# S9 with 107s



## NaturalFork (Jan 21, 2010)

Handle is filled with steel balls and glue, making it very solid and heavy. It feels good. I posted this slingshot before but not with 107s and cuff method of attachment. S9s are cool


----------



## Dayhiker (Mar 13, 2010)

That's a trustworthy fork. Is that all you use, now -- the 107's? I haven't used them for a while now.


----------



## oldmiser (Jan 22, 2014)

Nice clean attaching of the 107 band set....Been long time for me to shoot any trumark shooter..there still a great slingshot..

Oh I remember I had this fellow that wanted to get in to shooting ..so I handed him the S9 with red taper tube set..We must have been a hour shooting..he was asking all kinds of questions....I ended up saying here you can have it.......~AKAOldmiser


----------



## Flatband (Dec 18, 2009)

S9, always a good solid frame.Nice!


----------



## NaturalFork (Jan 21, 2010)

Dayhiker said:


> That's a trustworthy fork. Is that all you use, now -- the 107's? I haven't used them for a while now.

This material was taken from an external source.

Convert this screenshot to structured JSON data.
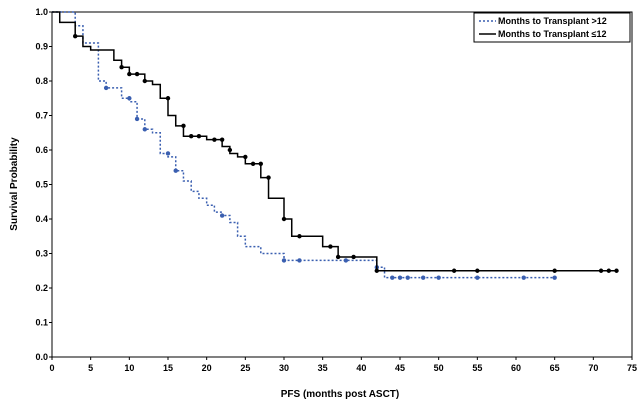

They are not all I use. But I definitely like them!


----------



## NaturalFork (Jan 21, 2010)

I love this slingshot ... I cannot praise it enough...


----------



## Larry Bourgeois (May 8, 2016)

Too cool buddy.  lb


----------



## Dennis LeMenace (Jun 24, 2016)

NaturalFork said:


> Handle is filled with steel balls and glue, making it very solid and heavy. It feels good. I posted this slingshot before but not with 107s and cuff method of attachment. S9s are cool


Would you Mind sharing how you do the cuff method or steer me to a tutorial? I have couple of those old frames.


----------



## Ibojoe (Mar 13, 2016)

Really solid and reliable frame there. Love the cuff! Gotta try it


----------